Cate Blanchett defends straight actors playing LGBTQ characters

“I will fight to the death for the right to suspend disbelief and play roles beyond my experience.”

Cate Blanchett has come out in support of straight actors playing LGBTQ roles.

The Australian actress – who won an Oscar for her role as a lesbian in Carol (2015) – told The Hollywood Reporter that she disagrees with the notion that straight actors can’t portray characters without having shared experiences.

She confidently said: “It also speaks to something that I’m quite passionate about in storytelling generally, but in film specifically, which is that film can be quite a literal medium.

“And I will fight to the death for the right to suspend disbelief and play roles beyond my experience. I think reality television and all that that entails had an extraordinary impact, a profound impact on the way we view the creation of character.

“I think it provides a lot of opportunity, but the downside of it is that we now, particularly in America, I think, we expect and only expect people to make a profound connection to a character when it’s close to their experience.”

There’s been a lot of discussion recently regarding straight actors in LGBTQ roles.

Back in July, Scarlett Johansson stepped down from playing transgender man Dante “Tex” Gill, born Jean Gill, in the upcoming biopic Rub and Tug, after receiving widespread backlash from, well, everyone.

“Our cultural understanding of transgender people continues to advance, and I’ve learned a lot from the community since making my first statement about my casting and realize it was insensitive,” she told Out Magazine.

“I have great admiration and love for the trans community and am grateful that the conversation regarding inclusivity in Hollywood continues.”

Shortly after, British comedian Jack Whitehall was slated for accepting a role in the Disney action adventure Jungle Cruise, alongside The Rock and Emily Blunt.

Jack – who identifies as straight – will play the brother of Emily’s character, and will be “hugely effete, very camp and very funny”. It will also be made clear that he has no interest in women.

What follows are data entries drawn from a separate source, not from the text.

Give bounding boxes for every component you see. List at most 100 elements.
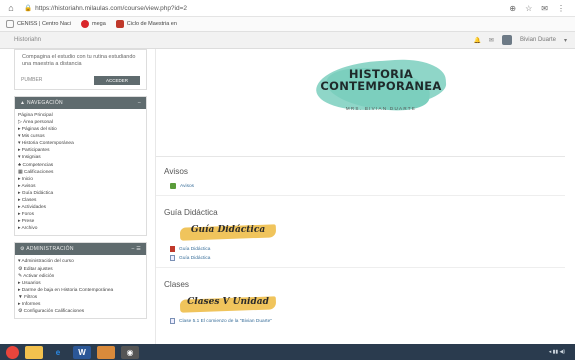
promo-text: Compagina el estudio con tu rutina estud… [22, 54, 136, 68]
page-icon [6, 20, 14, 28]
system-tray[interactable]: ◂ ▮▮ ◀) [549, 349, 565, 355]
avatar[interactable] [501, 35, 512, 45]
banner-title: HISTORIA CONTEMPORANEA [306, 68, 456, 92]
admin-item[interactable]: ✎ Activar edición [18, 273, 143, 280]
activity-link[interactable]: Clase 5.1 El comienzo de la "Bivian Duar… [170, 318, 557, 324]
section-title: Guía Didáctica [164, 208, 218, 217]
nav-item[interactable]: ▸ Avisos [18, 183, 143, 190]
promo-block: Compagina el estudio con tu rutina estud… [14, 49, 147, 90]
admin-item[interactable]: ▸ Informes [18, 301, 143, 308]
address-bar[interactable]: 🔒 https://historiahn.milaulas.com/course/… [24, 4, 509, 12]
section-ribbon: Clases V Unidad [179, 296, 277, 313]
activity-label: Guía Didáctica [179, 246, 211, 252]
banner-subtitle: MRS. BIVIAN DUARTE [345, 106, 417, 111]
collapse-icon[interactable]: – ☰ [131, 246, 141, 252]
nav-item[interactable]: ▸ Guía Didáctica [18, 190, 143, 197]
admin-item[interactable]: ▼ Filtros [18, 294, 143, 301]
admin-item[interactable]: ⚙ Configuración Calificaciones [18, 308, 143, 315]
nav-item[interactable]: ▸ Clases [18, 197, 143, 204]
left-column: Compagina el estudio con tu rutina estud… [14, 49, 147, 344]
nav-item[interactable]: ▸ Participantes [18, 147, 143, 154]
admin-tree: ▾ Administración del curso ⚙ Editar ajus… [15, 255, 146, 318]
bookmark-label: mega [92, 21, 106, 27]
navigation-header[interactable]: ▲ NAVEGACIÓN – [15, 96, 146, 109]
course-banner: HISTORIA CONTEMPORANEA MRS. BIVIAN DUART… [156, 49, 565, 157]
nav-item[interactable]: ▸ Archivo [18, 225, 143, 232]
forum-icon [170, 183, 176, 189]
nav-item[interactable]: ▸ Foros [18, 211, 143, 218]
document-icon [170, 255, 175, 261]
nav-item[interactable]: ▾ Insignias [18, 154, 143, 161]
navigation-title: NAVEGACIÓN [26, 99, 63, 106]
admin-item[interactable]: ▸ Darme de baja en Historia Contemporáne… [18, 287, 143, 294]
nav-item[interactable]: ▸ Actividades [18, 204, 143, 211]
access-button[interactable]: ACCEDER [93, 75, 140, 85]
banner-title-line: CONTEMPORANEA [320, 79, 442, 94]
bookmark-item[interactable]: CENISS | Centro Naci [6, 20, 71, 28]
admin-block: ⚙ ADMINISTRACIÓN – ☰ ▾ Administración de… [14, 242, 147, 320]
section-clases: Clases Clases V Unidad Clase 5.1 El comi… [156, 267, 565, 324]
nav-item[interactable]: ▸ Inicio [18, 176, 143, 183]
site-navbar: Historiahn 🔔 ✉ Bivian Duarte ▾ [0, 32, 575, 49]
folder-icon[interactable] [25, 345, 43, 359]
bookmark-label: Ciclo de Maestria en [126, 21, 177, 27]
taskbar: e W ◉ ◂ ▮▮ ◀) [0, 344, 575, 360]
activity-link[interactable]: Guía Didáctica [170, 255, 557, 261]
nav-item[interactable]: ♣ Competencias [18, 162, 143, 169]
course-content: HISTORIA CONTEMPORANEA MRS. BIVIAN DUART… [155, 49, 565, 344]
nav-item[interactable]: ▸ Prese [18, 218, 143, 225]
notifications-icon[interactable]: 🔔 [473, 37, 480, 44]
ie-icon[interactable]: e [49, 346, 67, 359]
section-avisos: Avisos Avisos [156, 157, 565, 189]
bookmark-item[interactable]: Ciclo de Maestria en [115, 20, 177, 28]
bookmarks-bar: CENISS | Centro Naci mega Ciclo de Maest… [0, 17, 575, 32]
admin-header[interactable]: ⚙ ADMINISTRACIÓN – ☰ [15, 243, 146, 256]
collapse-icon[interactable]: – [138, 100, 141, 106]
gmail-icon[interactable]: ✉ [541, 4, 548, 13]
login-label: PUMBER [21, 77, 43, 84]
nav-item[interactable]: ▾ Mis cursos [18, 133, 143, 140]
nav-item[interactable]: ▾ Historia Contemporánea [18, 140, 143, 147]
chrome-icon[interactable] [6, 345, 19, 359]
activity-label: Avisos [180, 183, 195, 189]
activity-label: Clase 5.1 El comienzo de la "Bivian Duar… [179, 318, 272, 324]
nav-item[interactable]: ▸ Páginas del sitio [18, 126, 143, 133]
user-name[interactable]: Bivian Duarte [520, 37, 556, 43]
section-guia: Guía Didáctica Guía Didáctica Guía Didác… [156, 195, 565, 261]
document-icon [170, 318, 175, 324]
browser-toolbar: ⌂ 🔒 https://historiahn.milaulas.com/cours… [0, 0, 575, 17]
menu-icon[interactable]: ⋮ [557, 4, 565, 13]
nav-item[interactable]: Página Principal [18, 112, 143, 119]
bookmark-item[interactable]: mega [81, 20, 106, 28]
lock-icon: 🔒 [24, 5, 33, 12]
navigation-block: ▲ NAVEGACIÓN – Página Principal ▷ Área p… [14, 95, 147, 237]
word-icon[interactable]: W [73, 345, 91, 359]
activity-label: Guía Didáctica [179, 255, 211, 261]
ribbon-text: Guía Didáctica [190, 225, 266, 235]
home-icon[interactable]: ⌂ [4, 3, 18, 13]
section-title: Clases [164, 280, 190, 289]
nav-item[interactable]: ▷ Área personal [18, 119, 143, 126]
chevron-down-icon[interactable]: ▾ [564, 37, 567, 44]
bookmark-icon [115, 20, 124, 28]
section-title: Avisos [164, 167, 188, 176]
activity-link[interactable]: Avisos [170, 183, 557, 189]
url-text: https://historiahn.milaulas.com/course/v… [35, 5, 188, 12]
bookmark-label: CENISS | Centro Naci [17, 21, 72, 27]
activity-link[interactable]: Guía Didáctica [170, 246, 557, 252]
nav-item[interactable]: ▦ Calificaciones [18, 169, 143, 176]
site-name[interactable]: Historiahn [14, 37, 41, 43]
admin-title: ADMINISTRACIÓN [26, 246, 74, 253]
mega-icon [81, 20, 90, 28]
admin-item[interactable]: ⚙ Editar ajustes [18, 266, 143, 273]
zoom-icon[interactable]: ⊕ [509, 4, 516, 13]
pdf-icon [170, 246, 175, 252]
media-icon[interactable] [97, 345, 115, 359]
admin-item[interactable]: ▸ Usuarios [18, 280, 143, 287]
sitemap-icon: ▲ [20, 99, 27, 106]
camera-icon[interactable]: ◉ [121, 345, 139, 359]
messages-icon[interactable]: ✉ [489, 37, 494, 44]
admin-item[interactable]: ▾ Administración del curso [18, 258, 143, 265]
ribbon-text: Clases V Unidad [187, 297, 269, 307]
star-icon[interactable]: ☆ [525, 4, 532, 13]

The movie – which has been described as a “turning point” in Disney’s history – is set in the 19th century, at a time when LGBTQ rights were non-existent and the majority of the community would remain closeted.

While Disney having an openly gay character in a big-budget movie may be a turning point, many have reacted poorly to the news that a straight actor will be playing the role, and worry that the character will be reduced to a stereotype.

Russell Tovey also came out in defence of straight actors playing gay roles, telling The Telegraph: “If you’re an actor, you’re an actor. The whole thing with Jack playing a gay character… I’m like, just let him act.”